The often socially turbulent Scotland of Christopher Kane’s childhood was a source of inspiration for the designer this season. Memories of encounters with the police prompted those memorable target-practice prints (blown up, if you’ll excuse the pun, onto bomber jackets, trousers or an extra long t-shirt) and the boldface “Law & Order” prints which adorned tote bags and t shirt.

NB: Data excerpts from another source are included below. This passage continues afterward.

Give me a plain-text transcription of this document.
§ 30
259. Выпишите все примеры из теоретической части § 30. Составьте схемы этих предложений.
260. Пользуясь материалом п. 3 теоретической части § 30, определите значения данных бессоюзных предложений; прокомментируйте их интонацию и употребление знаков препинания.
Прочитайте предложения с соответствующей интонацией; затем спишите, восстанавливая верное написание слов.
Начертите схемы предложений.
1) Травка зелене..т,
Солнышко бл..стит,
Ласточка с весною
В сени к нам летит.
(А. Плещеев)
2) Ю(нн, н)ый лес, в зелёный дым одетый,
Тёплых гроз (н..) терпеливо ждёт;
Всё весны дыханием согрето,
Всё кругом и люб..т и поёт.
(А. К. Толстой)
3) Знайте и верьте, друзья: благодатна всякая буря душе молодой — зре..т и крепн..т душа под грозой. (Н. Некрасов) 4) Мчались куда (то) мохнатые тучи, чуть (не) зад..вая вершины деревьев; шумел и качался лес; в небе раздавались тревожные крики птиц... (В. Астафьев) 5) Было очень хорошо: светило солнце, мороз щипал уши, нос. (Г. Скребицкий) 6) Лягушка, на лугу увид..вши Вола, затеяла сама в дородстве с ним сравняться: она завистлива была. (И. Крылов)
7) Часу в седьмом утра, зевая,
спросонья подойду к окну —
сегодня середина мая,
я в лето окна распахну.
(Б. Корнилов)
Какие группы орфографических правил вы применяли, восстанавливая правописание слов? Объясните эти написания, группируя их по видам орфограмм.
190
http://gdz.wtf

Aside from these motifs and emblems of authority – appropriated, most likely, for reasons of anti-establishment protest – the collection was distinctly vintage in flavour, recalling some late 70s subcultural disco clobber. There were riots of tartan: one outfit comprised of wide bottomed, short tartan trousers paired with white socks and, up top, a plaid sweater vest and checked shirt – hair, of course, was bluish dyed-it-at-home-and-then-cut-it-with-kitchen-scissors blonde.
This Charming Mam
A papery rust coloured bomber felt much more modern, especially with the loudly branded, long t-shirt beneath it. Nonetheless, this being a collection rooted in Scotland, rainwear was a definite strong point: a tartan mac seemed almost metallic in some lights but otherwise cut an unabashedly classic figure. All in all this small season of clothing had something of the Morrissey about it. Not because the clothes looked like his, but because his kind of distincitly British spirit was somehow present. They were clothes for the urban wanderer and the sensitive loner: designs for the awkwardly beautiful.